Al termine della seconda, Isacco e Ismaele si ritrovano sulla tomba del padre.
Al termine della terza, Giacobbe ed Esaù si incontrano dopo anni, si abbracciano e prendono strade diverse.
Al termine della quarta, Giuseppe e i fratelli elaborano un processo di perdono e riconciliazione.

Nella quinta storia in Esodo, non c’è rivalità ma l’amore di tre fratelli: Mosè, Aronne e Miriam che insieme daranno vita al futuro di liberazione dall’Egitto.

Mosè insegna al suo popolo a “Non odiare l’Egiziano, perché fosti straniero nella sua terra.” (Dt.23,7) perché per essere liberi, dobbiamo liberarci dell’odio, se i figli di Israele avessero continuato a odiare i loro nemici di un tempo, Mosè sarebbe riuscito a portarli fuori dall’Egitto, ma non sarebbe riuscito a portare l’Egitto fuori da loro. Sarebbero rimasti in catene, non quelle di metallo ma quelle della mente.
Mosè insegna al suo popolo che deve vivere con il passato ma non nel passato ma anche che prima deve costruirsi un futuro, solo dopo può rivisitare il passato senza esserne prigioniero.
Nell’Esodo e nel Deuteronomio il ricordo diventa forza morale: un modo per vincere l’odio ricordando cosa significa essere stato una vittima.

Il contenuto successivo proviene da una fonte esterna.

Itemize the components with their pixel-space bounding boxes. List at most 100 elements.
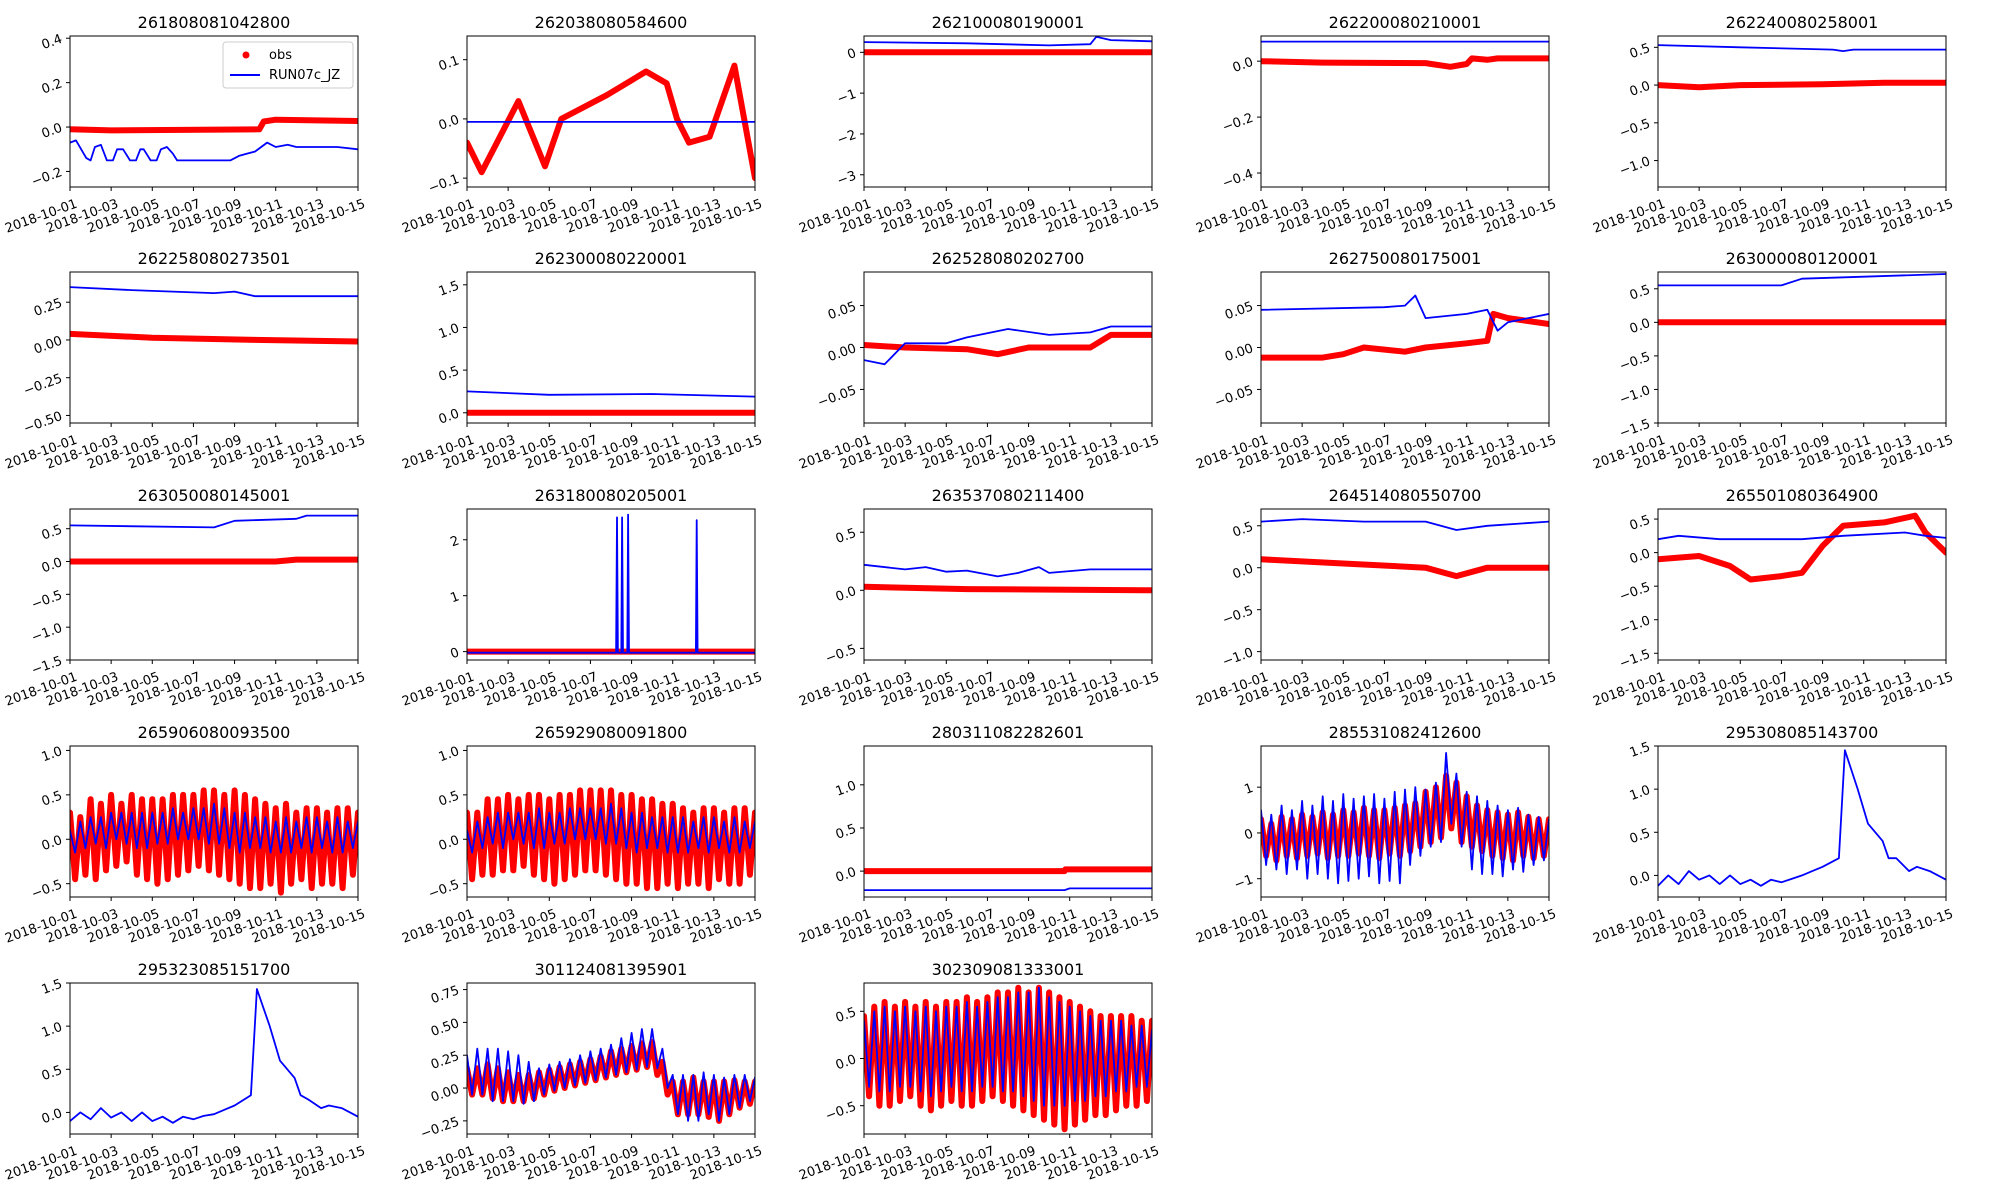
y-tick-label: −0.1	[427, 172, 462, 197]
model-series-line	[70, 802, 358, 854]
axes-frame	[863, 35, 1153, 188]
axes-frame	[466, 508, 756, 661]
subplot-title: 263537080211400	[932, 486, 1085, 505]
obs-series-line	[467, 62, 755, 182]
subplot-265906080093500: 265906080093500−0.50.00.51.02018-10-0120…	[3, 723, 367, 947]
y-tick-label: −0.5	[30, 877, 65, 902]
model-series-line	[1658, 273, 1946, 287]
subplot-title: 302309081333001	[932, 960, 1085, 979]
legend: obs RUN07c_JZ	[222, 41, 354, 89]
y-tick-label: −1	[1232, 872, 1255, 893]
y-tick-label: 2	[448, 533, 461, 550]
legend-model-label: RUN07c_JZ	[269, 68, 340, 83]
y-tick-label: −0.25	[22, 371, 65, 399]
model-series-line	[864, 36, 1152, 47]
y-tick-label: 1.0	[1628, 783, 1653, 804]
subplot-262240080258001: 262240080258001−1.0−0.50.00.52018-10-012…	[1591, 13, 1955, 237]
obs-series-line	[864, 331, 1152, 358]
subplot-301124081395901: 301124081395901−0.250.000.250.500.752018…	[400, 960, 764, 1184]
y-tick-label: −3	[835, 168, 858, 189]
axes-frame	[466, 271, 756, 424]
y-tick-label: 1.0	[437, 321, 462, 342]
axes-frame	[69, 982, 359, 1135]
subplot-title: 262750080175001	[1329, 249, 1482, 268]
model-series-line	[1658, 749, 1946, 887]
obs-series-line	[1658, 512, 1946, 583]
y-tick-label: −1.0	[30, 621, 65, 646]
y-tick-label: 0.00	[1223, 341, 1255, 365]
y-tick-label: 0.0	[1628, 316, 1653, 337]
plot-area	[467, 509, 755, 660]
y-tick-label: 0.0	[40, 1106, 65, 1127]
y-tick-label: −0.5	[1221, 603, 1256, 628]
obs-series-line	[1261, 55, 1549, 70]
y-tick-label: 0.0	[437, 833, 462, 854]
obs-series-line	[70, 556, 358, 565]
model-series-line	[1658, 44, 1946, 52]
y-tick-label: 0.5	[834, 1005, 859, 1026]
plot-area	[70, 272, 358, 423]
y-tick-label: 0.05	[826, 299, 858, 323]
y-tick-label: 0.5	[1628, 826, 1653, 847]
subplot-title: 285531082412600	[1329, 723, 1482, 742]
y-tick-label: 0.25	[429, 1049, 461, 1073]
axes-frame	[1657, 35, 1947, 188]
y-tick-label: 1	[448, 589, 461, 606]
plot-area	[1658, 509, 1946, 660]
subplot-title: 262200080210001	[1329, 13, 1482, 32]
y-tick-label: 0.25	[32, 296, 64, 320]
axes-frame	[466, 982, 756, 1135]
subplot-263180080205001: 2631800802050010122018-10-012018-10-0320…	[400, 486, 764, 710]
axes-frame	[1260, 35, 1550, 188]
axes-frame	[1657, 745, 1947, 898]
y-tick-label: 0.5	[40, 789, 65, 810]
y-tick-label: −0.5	[824, 642, 859, 667]
y-tick-label: −1.0	[1618, 613, 1653, 638]
subplot-title: 265906080093500	[138, 723, 291, 742]
y-tick-label: −0.5	[30, 588, 65, 613]
plot-area	[864, 509, 1152, 660]
subplot-title: 262258080273501	[138, 249, 291, 268]
y-tick-label: −2	[835, 128, 858, 149]
y-tick-label: 0.0	[437, 113, 462, 134]
plot-area	[1261, 509, 1549, 660]
y-tick-label: −1.0	[1221, 645, 1256, 670]
axes-frame	[1260, 745, 1550, 898]
y-tick-label: 1	[1242, 781, 1255, 798]
plot-area	[1658, 272, 1946, 423]
axes-frame	[69, 271, 359, 424]
y-tick-label: 0.5	[1628, 41, 1653, 62]
y-tick-label: 0.0	[1628, 79, 1653, 100]
axes-frame	[466, 745, 756, 898]
subplot-title: 263050080145001	[138, 486, 291, 505]
y-tick-label: −0.5	[1618, 580, 1653, 605]
subplot-262258080273501: 262258080273501−0.50−0.250.000.252018-10…	[3, 249, 367, 473]
subplot-title: 265501080364900	[1726, 486, 1879, 505]
y-tick-label: −1	[835, 87, 858, 108]
plot-area	[467, 272, 755, 423]
plot-area	[1261, 272, 1549, 423]
model-series-line	[1261, 518, 1549, 531]
subplot-262750080175001: 262750080175001−0.050.000.052018-10-0120…	[1194, 249, 1558, 473]
subplot-title: 265929080091800	[535, 723, 688, 742]
subplot-title: 263180080205001	[535, 486, 688, 505]
y-tick-label: 0.5	[437, 364, 462, 385]
subplot-302309081333001: 302309081333001−0.50.00.52018-10-012018-…	[797, 960, 1161, 1184]
y-tick-label: 0.5	[834, 822, 859, 843]
model-series-line	[467, 1028, 755, 1122]
subplot-280311082282601: 2803110822826010.00.51.02018-10-012018-1…	[797, 723, 1161, 947]
obs-series-line	[70, 787, 358, 896]
subplot-title: 261808081042800	[138, 13, 291, 32]
subplot-title: 262240080258001	[1726, 13, 1879, 32]
y-tick-label: 0	[448, 645, 461, 662]
y-tick-label: 0.5	[834, 526, 859, 547]
y-tick-label: −0.5	[1618, 116, 1653, 141]
model-series-line	[467, 390, 755, 398]
model-series-line	[70, 988, 358, 1124]
y-tick-label: 0.5	[1628, 513, 1653, 534]
legend-obs-label: obs	[269, 48, 292, 63]
subplot-title: 262038080584600	[535, 13, 688, 32]
y-tick-label: −1.0	[1618, 154, 1653, 179]
model-series-line	[864, 325, 1152, 366]
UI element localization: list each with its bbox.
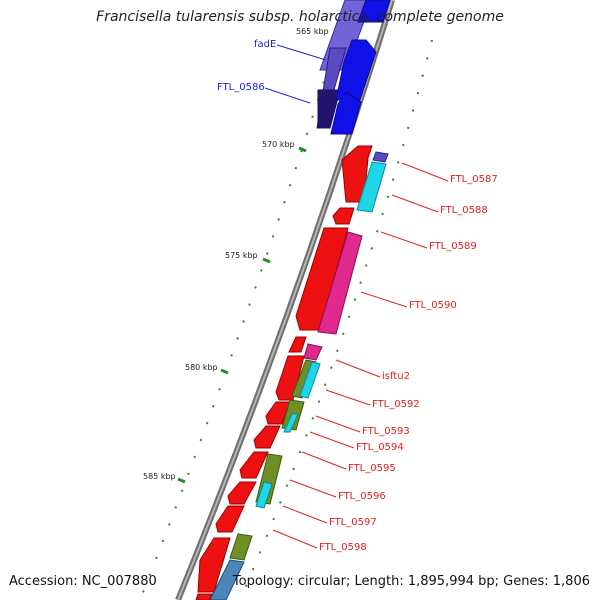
gene-label-isftu2[interactable]: isftu2 [382,371,410,382]
gene-label-ftl0588[interactable]: FTL_0588 [440,205,488,216]
gene-label-ftl0598[interactable]: FTL_0598 [319,542,367,553]
kbp-tick-570 [298,146,307,153]
gene-label-ftl0594[interactable]: FTL_0594 [356,442,404,453]
gene-red-0593[interactable] [265,401,291,425]
kbp-tick-585 [177,477,186,484]
gene-olive-0598[interactable] [229,533,253,561]
leader-lines-forward [264,44,327,104]
gene-magenta-isftu2[interactable] [303,343,323,361]
gene-red-0589[interactable] [332,207,355,225]
gene-steel-bottom[interactable] [209,559,245,600]
kbp-tick-575 [262,257,271,264]
gene-label-ftl0593[interactable]: FTL_0593 [362,426,410,437]
gene-label-ftl0586[interactable]: FTL_0586 [217,82,265,93]
gene-red-0596[interactable] [227,481,257,505]
kbp-label-585: 585 kbp [143,472,176,481]
kbp-label-565: 565 kbp [296,27,329,36]
gene-magenta-0590[interactable] [317,231,363,335]
gene-olive-0593[interactable] [281,399,305,433]
gene-label-ftl0595[interactable]: FTL_0595 [348,463,396,474]
gene-label-ftl0590[interactable]: FTL_0590 [409,300,457,311]
gene-red-isftu2[interactable] [275,355,305,401]
gene-label-fadE[interactable]: fadE [254,39,276,50]
topology-text: Topology: circular; Length: 1,895,994 bp… [232,574,590,589]
gene-label-ftl0589[interactable]: FTL_0589 [429,241,477,252]
gene-label-ftl0596[interactable]: FTL_0596 [338,491,386,502]
gene-red-0590[interactable] [295,227,349,331]
gene-cyan-0588[interactable] [356,161,387,213]
gene-label-ftl0587[interactable]: FTL_0587 [450,174,498,185]
kbp-label-575: 575 kbp [225,251,258,260]
map-title: Francisella tularensis subsp. holarctica… [96,9,504,25]
gene-purple-0587[interactable] [372,151,389,163]
gene-label-ftl0597[interactable]: FTL_0597 [329,517,377,528]
gene-red-0594[interactable] [253,425,281,449]
gene-block-blue-top[interactable] [316,0,391,135]
gene-red-bottom[interactable] [195,593,213,600]
gene-olive-0592[interactable] [291,359,321,399]
kbp-label-580: 580 kbp [185,363,218,372]
leader-lines-reverse [272,162,449,549]
accession-text: Accession: NC_007880 [9,574,157,589]
kbp-label-570: 570 kbp [262,140,295,149]
kbp-tick-580 [220,368,229,375]
gene-label-ftl0592[interactable]: FTL_0592 [372,399,420,410]
gene-red-0595[interactable] [239,451,269,479]
gene-red-0597[interactable] [215,505,245,533]
gene-red-0598[interactable] [197,537,231,593]
gene-olive-0596[interactable] [255,453,283,509]
gene-red-small-1[interactable] [288,336,307,353]
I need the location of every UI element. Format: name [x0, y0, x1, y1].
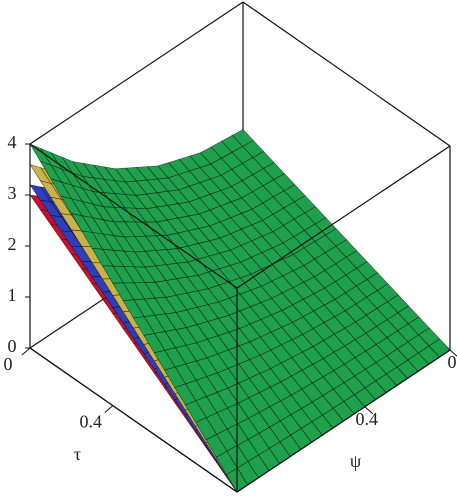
- z-tick-label: 4: [8, 132, 17, 152]
- front-edges: [29, 143, 451, 493]
- box-edge: [242, 1, 451, 147]
- box-edge: [29, 347, 238, 493]
- x-tick-label: 0: [4, 354, 13, 374]
- surface: [29, 129, 451, 493]
- z-tick-label: 2: [8, 234, 17, 254]
- box-edge: [236, 145, 451, 289]
- surfaces: [29, 129, 451, 493]
- box-edge: [29, 1, 244, 145]
- box-edge: [236, 349, 451, 493]
- y-tick-label: 0: [448, 352, 457, 372]
- z-tick-label: 1: [8, 285, 17, 305]
- z-tick-label: 0: [8, 336, 17, 356]
- y-axis-title: ψ: [350, 451, 362, 471]
- x-tick: [21, 347, 31, 356]
- box-edge: [29, 143, 238, 289]
- z-tick-label: 3: [8, 183, 17, 203]
- y-tick-label: 0.4: [356, 409, 379, 429]
- axes: 0 1 2 3 4 0 0.4 0 0.4 τ ψ: [4, 132, 457, 471]
- x-tick-label: 0.4: [80, 412, 103, 432]
- y-tick: [364, 406, 374, 415]
- x-axis-title: τ: [74, 444, 81, 464]
- x-tick: [104, 405, 114, 413]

Il libro è straordinario, scritto in modo semplice, il contenuto è di una profondità tale che merita di essere meditato e riletto più volte; è un richiamo accorato per tutti coloro che uccidono nel nome del Dio della vita, fanno la guerra nel nome del Dio della pace, praticano la crudeltà nel nome del Dio della compassione.